Solace PubSub+ event brokers have earned their place in modern trading and enterprise messaging architectures. They’re fast, flexible, and extremely good at moving high-value data across hybrid and multi-cloud environments.
But as Solace deployments scale, more brokers, more publishers, more subscribers, more regions, one challenge shows up every time:
Visibility breaks down at the network layer.
And to be blunt: this is the oldest problem in distributed systems.
You’ve chosen great middleware. You’ve instrumented the applications. You’re collecting broker stats. Then performance degrades and… everyone blames the network.
The frustrating part is that sometimes they’re right, but the tools we typically rely on can’t prove it either way.
Solace Monitoring Is Strong — But It’s Not the Whole Picture
Solace gives you a lot out of the box. SEMP, Syslog, and message bus events provide excellent broker-level insight:
Queue depths
Client connections
Topic subscriptions
Endpoint utilization
Spool behavior
Broker health and redundancy state
If the issue is inside the broker, these tools are often enough.
But the hardest incidents I see aren’t caused by the broker.
They happen between brokers, publishers, and subscribers, in the shared infrastructure where messaging traffic competes with everything else: market data, storage replication, service-to-service traffic, cloud backbone variability, even “harmless” bursts from unrelated systems.
That’s the blind spot.
The Network Blind Spot (Where the Real Problems Hide)
Most application and broker monitoring can tell you something is wrong.
But they can’t answer key end-to-end questions:
Why did message latency jump from microseconds to milliseconds?
Where exactly did packet loss occur during that 30-second window?
Which topic overloaded the broker?
Which hop introduced jitter, retransmits, or delay?
Was it the network, the application, or the middleware?
Can we prove it — with evidence — instead of opinions?
This is where troubleshooting usually turns into a war room.
And it’s not because teams are incompetent. It’s because the data is missing.
Why Traditional Network Monitoring Doesn’t Cut It
Even “good” network monitoring often relies on 10-second averages (if you’re lucky), sampling, device counters, synthetic polling and basic dashboarding.
That’s fine for big outages. It’s not fine for modern Solace environments, where microbursts matter and degradation can be felt in milliseconds. TCP retransmits can spike briefly, destroy latency and a single oversubscribed link can ripple across an entire event mesh
Messaging performance issues are often fast, intermittent, and path-dependent, the exact type of problem that traditional monitoring misses.
Corvil: Packet-Level Truth, Across the Entire Solace Topology
Corvil approaches this differently: capture the traffic, timestamp it at nanosecond precision, analyze what actually happened on the wire, and tie it to actual outcomes.

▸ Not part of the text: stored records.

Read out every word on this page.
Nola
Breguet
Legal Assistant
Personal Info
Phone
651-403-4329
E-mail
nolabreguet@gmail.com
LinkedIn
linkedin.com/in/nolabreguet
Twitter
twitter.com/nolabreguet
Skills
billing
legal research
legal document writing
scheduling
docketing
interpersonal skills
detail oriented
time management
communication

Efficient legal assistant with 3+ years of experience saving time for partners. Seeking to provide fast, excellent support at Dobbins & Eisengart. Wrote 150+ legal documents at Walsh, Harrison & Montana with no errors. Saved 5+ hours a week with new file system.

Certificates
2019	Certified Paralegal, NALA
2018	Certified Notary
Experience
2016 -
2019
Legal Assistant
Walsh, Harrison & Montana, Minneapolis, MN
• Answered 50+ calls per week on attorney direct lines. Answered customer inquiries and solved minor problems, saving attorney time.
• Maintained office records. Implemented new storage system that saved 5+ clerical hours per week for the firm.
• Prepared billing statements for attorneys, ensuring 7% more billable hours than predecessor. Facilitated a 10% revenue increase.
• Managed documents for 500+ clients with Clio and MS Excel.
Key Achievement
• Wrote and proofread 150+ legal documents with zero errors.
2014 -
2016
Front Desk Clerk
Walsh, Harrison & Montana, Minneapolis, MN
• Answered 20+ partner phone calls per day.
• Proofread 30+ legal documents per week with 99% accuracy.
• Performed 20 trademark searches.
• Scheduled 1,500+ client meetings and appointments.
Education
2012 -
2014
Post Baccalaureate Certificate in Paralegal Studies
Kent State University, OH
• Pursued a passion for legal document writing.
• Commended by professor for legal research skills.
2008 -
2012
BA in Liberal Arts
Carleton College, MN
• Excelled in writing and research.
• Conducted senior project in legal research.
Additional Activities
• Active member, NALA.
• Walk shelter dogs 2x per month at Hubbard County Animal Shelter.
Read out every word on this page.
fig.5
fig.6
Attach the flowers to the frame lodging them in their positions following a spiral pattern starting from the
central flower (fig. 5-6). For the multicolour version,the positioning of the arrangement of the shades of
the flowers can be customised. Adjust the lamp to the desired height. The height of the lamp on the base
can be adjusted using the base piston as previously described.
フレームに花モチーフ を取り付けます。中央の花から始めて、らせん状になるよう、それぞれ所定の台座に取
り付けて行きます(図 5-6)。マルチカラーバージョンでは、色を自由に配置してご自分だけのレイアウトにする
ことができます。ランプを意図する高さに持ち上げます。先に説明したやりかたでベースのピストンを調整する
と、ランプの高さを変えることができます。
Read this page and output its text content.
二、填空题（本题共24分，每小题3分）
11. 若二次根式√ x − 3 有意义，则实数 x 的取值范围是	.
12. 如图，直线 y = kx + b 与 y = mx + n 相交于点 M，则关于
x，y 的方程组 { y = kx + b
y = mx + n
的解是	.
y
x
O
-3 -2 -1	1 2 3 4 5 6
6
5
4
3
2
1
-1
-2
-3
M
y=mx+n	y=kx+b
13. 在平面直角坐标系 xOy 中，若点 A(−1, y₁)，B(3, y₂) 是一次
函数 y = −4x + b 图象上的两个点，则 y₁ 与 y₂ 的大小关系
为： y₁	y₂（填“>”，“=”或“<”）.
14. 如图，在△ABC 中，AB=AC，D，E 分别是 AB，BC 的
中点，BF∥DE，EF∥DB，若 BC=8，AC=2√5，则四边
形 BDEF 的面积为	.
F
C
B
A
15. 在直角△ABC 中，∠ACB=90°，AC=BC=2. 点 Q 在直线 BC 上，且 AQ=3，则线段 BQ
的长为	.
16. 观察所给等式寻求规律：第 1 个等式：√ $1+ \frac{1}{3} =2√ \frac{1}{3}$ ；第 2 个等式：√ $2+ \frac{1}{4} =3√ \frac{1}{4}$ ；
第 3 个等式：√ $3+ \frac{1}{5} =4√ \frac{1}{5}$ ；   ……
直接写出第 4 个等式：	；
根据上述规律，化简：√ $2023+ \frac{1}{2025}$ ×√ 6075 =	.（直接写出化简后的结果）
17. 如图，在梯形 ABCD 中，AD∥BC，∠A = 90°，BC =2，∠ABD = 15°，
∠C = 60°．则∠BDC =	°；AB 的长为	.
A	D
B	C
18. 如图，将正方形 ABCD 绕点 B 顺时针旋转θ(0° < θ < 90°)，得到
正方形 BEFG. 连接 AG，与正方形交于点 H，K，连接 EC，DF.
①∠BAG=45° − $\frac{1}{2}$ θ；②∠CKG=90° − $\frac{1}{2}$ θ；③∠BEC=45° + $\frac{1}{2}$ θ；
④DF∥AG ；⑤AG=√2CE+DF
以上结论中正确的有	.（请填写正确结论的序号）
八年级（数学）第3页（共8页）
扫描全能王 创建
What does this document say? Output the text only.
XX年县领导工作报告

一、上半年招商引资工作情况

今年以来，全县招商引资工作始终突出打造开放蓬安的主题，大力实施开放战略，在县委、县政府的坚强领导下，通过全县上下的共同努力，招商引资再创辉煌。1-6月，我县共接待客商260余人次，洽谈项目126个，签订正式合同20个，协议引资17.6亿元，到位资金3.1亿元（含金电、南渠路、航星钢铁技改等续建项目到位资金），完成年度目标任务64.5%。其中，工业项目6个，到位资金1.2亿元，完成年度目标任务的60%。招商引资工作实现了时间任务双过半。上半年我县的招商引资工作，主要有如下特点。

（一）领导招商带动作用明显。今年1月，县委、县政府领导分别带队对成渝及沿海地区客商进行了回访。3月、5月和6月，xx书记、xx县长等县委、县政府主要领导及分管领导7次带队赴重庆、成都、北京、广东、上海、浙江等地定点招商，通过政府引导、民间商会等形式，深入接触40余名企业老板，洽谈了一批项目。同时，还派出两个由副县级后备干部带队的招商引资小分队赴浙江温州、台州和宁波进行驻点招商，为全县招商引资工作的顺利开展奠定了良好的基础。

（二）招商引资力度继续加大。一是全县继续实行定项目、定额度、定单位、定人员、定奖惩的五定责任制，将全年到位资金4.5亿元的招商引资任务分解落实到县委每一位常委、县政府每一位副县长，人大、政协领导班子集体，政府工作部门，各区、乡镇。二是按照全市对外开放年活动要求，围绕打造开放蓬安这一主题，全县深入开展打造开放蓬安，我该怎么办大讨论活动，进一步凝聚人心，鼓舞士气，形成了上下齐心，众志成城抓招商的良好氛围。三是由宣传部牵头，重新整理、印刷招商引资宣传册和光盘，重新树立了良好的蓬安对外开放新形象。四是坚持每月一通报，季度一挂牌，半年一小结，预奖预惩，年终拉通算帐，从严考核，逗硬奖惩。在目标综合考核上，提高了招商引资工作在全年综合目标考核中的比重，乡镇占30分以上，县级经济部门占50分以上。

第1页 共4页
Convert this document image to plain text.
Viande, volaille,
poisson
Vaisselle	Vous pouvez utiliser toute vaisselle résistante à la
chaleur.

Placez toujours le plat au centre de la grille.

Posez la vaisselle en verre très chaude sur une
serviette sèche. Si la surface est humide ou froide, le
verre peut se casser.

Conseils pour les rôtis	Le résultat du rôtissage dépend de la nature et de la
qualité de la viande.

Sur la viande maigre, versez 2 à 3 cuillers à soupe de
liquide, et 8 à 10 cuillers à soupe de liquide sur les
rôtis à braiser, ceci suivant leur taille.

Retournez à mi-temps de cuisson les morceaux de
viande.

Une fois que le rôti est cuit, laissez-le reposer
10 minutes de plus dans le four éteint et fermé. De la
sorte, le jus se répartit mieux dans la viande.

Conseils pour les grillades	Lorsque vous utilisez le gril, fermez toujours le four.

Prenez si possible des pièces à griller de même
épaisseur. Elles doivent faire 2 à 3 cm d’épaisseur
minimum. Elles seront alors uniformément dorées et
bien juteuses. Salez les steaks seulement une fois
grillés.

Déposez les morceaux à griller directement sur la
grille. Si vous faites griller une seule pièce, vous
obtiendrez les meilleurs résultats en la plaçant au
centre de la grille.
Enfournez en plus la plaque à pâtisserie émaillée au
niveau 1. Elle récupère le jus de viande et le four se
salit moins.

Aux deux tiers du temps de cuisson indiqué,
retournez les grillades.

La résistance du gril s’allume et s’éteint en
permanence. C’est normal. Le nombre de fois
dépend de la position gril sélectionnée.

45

This matters because when latency is measured in microseconds, you don’t average away the evidence.
In practical Solace deployments, Corvil provides end-to-end visibility across the Solace messaging path. It looks beyond “broker A is healthy” and includes whether the publisher to broker is healthy, broker to broker (mesh links), broker to subscriber and across DC, WAN, cloud, or hybrid circuits. Ensuring the network path is available and optimal for the messages.
Corvil doesn’t rely on averages to infer performance. It measures point-to-point latency across network and application hops. Putting into context any retransmissions, microbursts and evidence of congestion, packet loss, TCP behavior, or latency distribution. Going down to nanosecond precision provides the ultimate flexibility to see how the network is performing.
Microburst analytics for root-cause analysis of queuing
In many incidents, microbursts on individual topics cause broker congestion and increased queuing. Corvil detects the congestion and provides a breakdown of the microburst by topic to identify the culprits. This data is exactly what application teams need to improve behavior.
Objective data for cross-team troubleshooting
This is one of the biggest wins in real deployments. Instead of: “it’s the broker,” “it’s the network,” “it’s the client.” You get a packet-level timeline that shows what degraded, when, where, and why.
It doesn’t eliminate all debate, but it replaces finger-pointing with evidence.
Hybrid and Multi-Cloud Makes This More Important, Not Less
Solace is often deployed in the environments where end-to-end visibility is toughest to maintain, spanning on‑prem and cloud event meshes, active/active designs, multi‑region routing, and virtual brokers running on shared infrastructure.
As architectures become more distributed, monitoring individual components in isolation becomes less and less useful.
What matters is the transaction path end to end, and Corvil’s strength is measuring that path precisely, across every hop.
The Bottom Line
Solace gives you excellent insight into broker health and messaging behavior.
Corvil gives you the missing layer: what happened on the network, at wire speed, during the exact moment the system degraded.
If you’ve ever seen the broker looking healthy while the application team reports timeouts, the network team insists there are “no errors,” and the business is pressing for answers, then you already understand the value of packet-level truth.
That’s what Corvil brings to Solace environments: clarity when the architecture gets complex and the performance issues get subtle.